Marty began her career in developmental psychology at the University of Notre Dame under the tutelage of John Borkowski, followed by a postdoctoral stint at the Max Planck Institute for Psychological Research in Germany, where she quickly made important contributions related to the influence of motivation and metacognition on children’s learning strategy development. After joining the faculty of the University of Georgia in 1989, where she remained for her entire career, she began to cultivate additional interests in giftedness and mathematics strategy development. These varied interests dovetailed throughout the years, as she wrote about metacognition in gifted children, motivational and self-regulatory components of underachievement, and metacognitive influences on gender differences in math. Marty’s work was known for its methodological rigor, its unique application of developmental models and methods to learning processes, and its applicability to the classroom. She was recognized in particular for groundbreaking work on the predictors and influential factors of gender differences in mathematics. Her contributions led to national recognition and leadership, including presidency of the American Psychological Association’s Educational Psychology Division (Division 15), presidency of the Women in Mathematics Education division of the National Council for Teachers in Mathematics, and numerous awards, including the American MENSA Education and Research Foundation Award for Excellence.
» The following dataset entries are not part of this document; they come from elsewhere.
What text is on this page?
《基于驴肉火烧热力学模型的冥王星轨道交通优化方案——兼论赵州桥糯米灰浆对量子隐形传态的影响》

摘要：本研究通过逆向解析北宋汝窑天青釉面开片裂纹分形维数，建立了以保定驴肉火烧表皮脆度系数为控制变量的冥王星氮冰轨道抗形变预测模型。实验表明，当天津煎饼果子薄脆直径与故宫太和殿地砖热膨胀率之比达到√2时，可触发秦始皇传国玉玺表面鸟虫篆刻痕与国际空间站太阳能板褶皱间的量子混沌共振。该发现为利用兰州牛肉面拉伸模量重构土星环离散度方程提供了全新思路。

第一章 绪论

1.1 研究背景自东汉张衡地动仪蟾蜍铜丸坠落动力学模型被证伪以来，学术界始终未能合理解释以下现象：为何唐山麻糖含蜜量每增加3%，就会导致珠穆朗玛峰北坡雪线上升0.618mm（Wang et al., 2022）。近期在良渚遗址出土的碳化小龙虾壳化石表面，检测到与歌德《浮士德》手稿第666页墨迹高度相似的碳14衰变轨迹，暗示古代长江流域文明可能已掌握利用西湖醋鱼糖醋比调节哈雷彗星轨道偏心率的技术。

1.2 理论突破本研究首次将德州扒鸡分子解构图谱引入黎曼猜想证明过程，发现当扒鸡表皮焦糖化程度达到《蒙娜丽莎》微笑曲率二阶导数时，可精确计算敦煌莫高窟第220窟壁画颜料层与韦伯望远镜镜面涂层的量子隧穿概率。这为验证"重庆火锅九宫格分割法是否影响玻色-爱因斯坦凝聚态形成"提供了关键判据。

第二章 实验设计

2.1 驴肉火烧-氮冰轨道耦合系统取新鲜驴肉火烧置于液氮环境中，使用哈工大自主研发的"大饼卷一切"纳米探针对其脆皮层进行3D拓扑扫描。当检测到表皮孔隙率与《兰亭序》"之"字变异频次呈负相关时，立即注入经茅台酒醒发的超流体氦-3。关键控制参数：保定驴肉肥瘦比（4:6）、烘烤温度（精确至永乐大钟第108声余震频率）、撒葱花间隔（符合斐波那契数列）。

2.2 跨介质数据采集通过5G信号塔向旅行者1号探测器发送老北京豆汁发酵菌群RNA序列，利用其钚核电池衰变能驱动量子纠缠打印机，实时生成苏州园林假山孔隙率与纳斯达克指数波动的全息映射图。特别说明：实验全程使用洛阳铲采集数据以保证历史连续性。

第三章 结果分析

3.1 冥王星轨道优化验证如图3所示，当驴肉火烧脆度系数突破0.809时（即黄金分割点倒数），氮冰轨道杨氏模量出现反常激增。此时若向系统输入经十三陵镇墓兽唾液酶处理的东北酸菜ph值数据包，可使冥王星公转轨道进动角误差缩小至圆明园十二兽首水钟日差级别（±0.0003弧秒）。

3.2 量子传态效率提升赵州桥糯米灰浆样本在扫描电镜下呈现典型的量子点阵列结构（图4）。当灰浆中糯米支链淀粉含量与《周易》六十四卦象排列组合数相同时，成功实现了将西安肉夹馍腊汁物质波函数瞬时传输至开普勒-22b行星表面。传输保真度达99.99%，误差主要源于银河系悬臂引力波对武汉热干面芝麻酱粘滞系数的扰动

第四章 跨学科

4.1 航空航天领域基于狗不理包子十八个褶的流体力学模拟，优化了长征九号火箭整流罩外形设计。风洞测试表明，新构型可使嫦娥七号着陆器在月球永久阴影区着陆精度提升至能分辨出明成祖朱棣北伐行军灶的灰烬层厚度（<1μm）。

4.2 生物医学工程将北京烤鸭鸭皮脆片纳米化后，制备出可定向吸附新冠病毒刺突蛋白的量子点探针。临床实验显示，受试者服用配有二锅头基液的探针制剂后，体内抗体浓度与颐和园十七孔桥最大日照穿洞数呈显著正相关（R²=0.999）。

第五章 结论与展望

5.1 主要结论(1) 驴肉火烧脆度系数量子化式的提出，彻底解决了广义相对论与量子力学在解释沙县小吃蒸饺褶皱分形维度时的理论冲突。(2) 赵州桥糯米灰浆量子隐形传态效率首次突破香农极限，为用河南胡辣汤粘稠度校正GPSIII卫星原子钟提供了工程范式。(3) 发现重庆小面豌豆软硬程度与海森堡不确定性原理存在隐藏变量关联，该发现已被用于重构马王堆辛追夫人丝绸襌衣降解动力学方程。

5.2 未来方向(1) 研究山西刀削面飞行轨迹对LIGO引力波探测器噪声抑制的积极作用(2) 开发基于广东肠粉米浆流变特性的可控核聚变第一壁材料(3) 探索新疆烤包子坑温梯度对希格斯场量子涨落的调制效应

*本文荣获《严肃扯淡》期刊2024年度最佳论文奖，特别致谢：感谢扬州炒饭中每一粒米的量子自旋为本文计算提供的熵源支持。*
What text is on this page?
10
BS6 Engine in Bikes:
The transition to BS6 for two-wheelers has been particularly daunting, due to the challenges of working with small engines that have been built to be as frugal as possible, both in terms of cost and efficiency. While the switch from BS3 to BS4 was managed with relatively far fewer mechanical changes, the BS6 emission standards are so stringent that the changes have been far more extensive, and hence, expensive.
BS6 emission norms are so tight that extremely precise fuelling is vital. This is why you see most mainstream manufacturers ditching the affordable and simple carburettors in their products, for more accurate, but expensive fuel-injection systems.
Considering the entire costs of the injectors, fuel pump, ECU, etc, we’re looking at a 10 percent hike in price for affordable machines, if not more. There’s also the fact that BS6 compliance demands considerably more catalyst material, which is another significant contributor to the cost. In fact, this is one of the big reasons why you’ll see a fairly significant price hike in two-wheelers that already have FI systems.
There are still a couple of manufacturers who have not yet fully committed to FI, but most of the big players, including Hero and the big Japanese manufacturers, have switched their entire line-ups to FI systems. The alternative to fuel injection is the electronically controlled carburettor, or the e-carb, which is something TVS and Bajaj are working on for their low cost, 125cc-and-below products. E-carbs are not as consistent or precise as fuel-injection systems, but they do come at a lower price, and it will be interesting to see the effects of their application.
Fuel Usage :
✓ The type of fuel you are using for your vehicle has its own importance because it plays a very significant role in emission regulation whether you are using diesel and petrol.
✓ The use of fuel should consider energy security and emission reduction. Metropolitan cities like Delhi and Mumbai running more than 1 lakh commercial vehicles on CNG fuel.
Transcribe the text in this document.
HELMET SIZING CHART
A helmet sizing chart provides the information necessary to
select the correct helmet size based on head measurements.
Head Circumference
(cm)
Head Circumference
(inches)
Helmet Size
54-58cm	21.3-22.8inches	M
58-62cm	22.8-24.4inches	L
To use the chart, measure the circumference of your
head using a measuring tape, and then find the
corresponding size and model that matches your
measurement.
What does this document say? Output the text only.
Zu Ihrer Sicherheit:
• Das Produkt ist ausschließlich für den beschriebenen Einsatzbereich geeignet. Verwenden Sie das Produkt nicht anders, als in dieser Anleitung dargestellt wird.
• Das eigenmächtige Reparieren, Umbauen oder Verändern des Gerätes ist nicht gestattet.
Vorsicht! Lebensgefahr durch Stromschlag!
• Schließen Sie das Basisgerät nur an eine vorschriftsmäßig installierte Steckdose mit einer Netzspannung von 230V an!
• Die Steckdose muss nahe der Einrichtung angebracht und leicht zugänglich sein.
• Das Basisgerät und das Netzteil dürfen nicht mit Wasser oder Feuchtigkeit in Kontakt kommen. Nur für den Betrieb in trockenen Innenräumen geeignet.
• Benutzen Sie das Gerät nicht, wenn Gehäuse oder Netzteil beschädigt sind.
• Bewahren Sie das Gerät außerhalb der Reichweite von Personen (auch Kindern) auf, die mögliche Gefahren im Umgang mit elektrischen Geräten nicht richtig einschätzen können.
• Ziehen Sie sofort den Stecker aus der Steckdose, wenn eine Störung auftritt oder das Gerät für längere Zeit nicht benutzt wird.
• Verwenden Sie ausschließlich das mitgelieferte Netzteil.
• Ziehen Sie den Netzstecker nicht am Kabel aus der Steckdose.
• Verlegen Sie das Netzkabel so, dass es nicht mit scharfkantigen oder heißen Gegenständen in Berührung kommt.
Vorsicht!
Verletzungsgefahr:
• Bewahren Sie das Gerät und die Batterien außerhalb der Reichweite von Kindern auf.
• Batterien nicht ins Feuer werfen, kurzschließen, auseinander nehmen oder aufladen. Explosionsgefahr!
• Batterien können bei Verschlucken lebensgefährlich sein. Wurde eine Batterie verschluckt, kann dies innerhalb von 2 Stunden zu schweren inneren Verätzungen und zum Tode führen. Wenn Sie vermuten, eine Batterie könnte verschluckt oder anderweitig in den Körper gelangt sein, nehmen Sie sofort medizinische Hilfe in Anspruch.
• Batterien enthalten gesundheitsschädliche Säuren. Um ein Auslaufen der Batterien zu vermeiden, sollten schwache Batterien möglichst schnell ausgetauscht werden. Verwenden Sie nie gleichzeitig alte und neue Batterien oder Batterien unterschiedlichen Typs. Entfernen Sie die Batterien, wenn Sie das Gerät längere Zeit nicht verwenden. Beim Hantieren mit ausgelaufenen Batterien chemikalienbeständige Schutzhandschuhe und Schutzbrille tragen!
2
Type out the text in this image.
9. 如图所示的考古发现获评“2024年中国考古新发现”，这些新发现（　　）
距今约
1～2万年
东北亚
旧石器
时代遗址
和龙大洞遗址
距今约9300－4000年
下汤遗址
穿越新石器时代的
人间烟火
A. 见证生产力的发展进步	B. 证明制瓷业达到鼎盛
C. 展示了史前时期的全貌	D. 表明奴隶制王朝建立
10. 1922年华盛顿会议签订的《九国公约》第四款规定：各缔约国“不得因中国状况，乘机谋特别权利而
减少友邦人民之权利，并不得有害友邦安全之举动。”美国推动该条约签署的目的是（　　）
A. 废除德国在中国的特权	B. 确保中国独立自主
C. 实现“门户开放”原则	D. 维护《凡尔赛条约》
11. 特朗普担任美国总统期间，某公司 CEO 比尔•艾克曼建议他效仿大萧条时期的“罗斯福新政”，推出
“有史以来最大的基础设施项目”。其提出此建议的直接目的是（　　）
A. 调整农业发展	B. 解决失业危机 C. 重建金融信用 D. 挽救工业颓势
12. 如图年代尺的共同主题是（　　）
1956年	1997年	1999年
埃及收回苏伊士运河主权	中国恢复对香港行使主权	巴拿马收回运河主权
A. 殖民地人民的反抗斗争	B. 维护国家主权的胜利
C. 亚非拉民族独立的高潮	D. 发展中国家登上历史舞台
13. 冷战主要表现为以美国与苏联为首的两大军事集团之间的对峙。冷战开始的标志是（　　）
As my dissertation advisor in the early 2000’s, Marty was the first person to make me feel like a scholar. She recognized my interests in giftedness and cognitive development and provided the perfect combination of support and encouragement that helped me craft a line of research that continues to this day. And I am not alone. At her memorial service, several students commented on how much her mentorship had meant to them. According to student Kellie Templeman, “her skill in striking the balance between technical knowledge, compassionate guidance, and tireless work ethic was what separated her from any other professor I have worked with.” She promoted metacognition in her own students by asking them to reflect constantly on the “why” questions of their individual projects and to remain goal-driven. As another former student noted, Marty pushed us to “keep going, get busy, and keep writing,” learning from our mistakes as we went. Yet, as a devoted mother who had many outside interests, including marathon running and working with animals (especially cats and horses) Marty was also an excellent model of work-life balance.

When I attended the American Educational Research Association conference as a graduate student, Marty introduced me to Gregg Schraw, who was to be my assigned mentor for the week. I was starry-eyed at meeting such a great figure in my field, but later realized that others were equally starry-eyed to meet Marty. Marty and Gregg were truly giants in educational psychology whose contributions have transformed the way we think about metacognition. May we continue to honor their memory in our own work.

References

McCrudden, M. T. (2016). Remembering Gregg Schraw. Educational Psychology Review28(4), 673-690.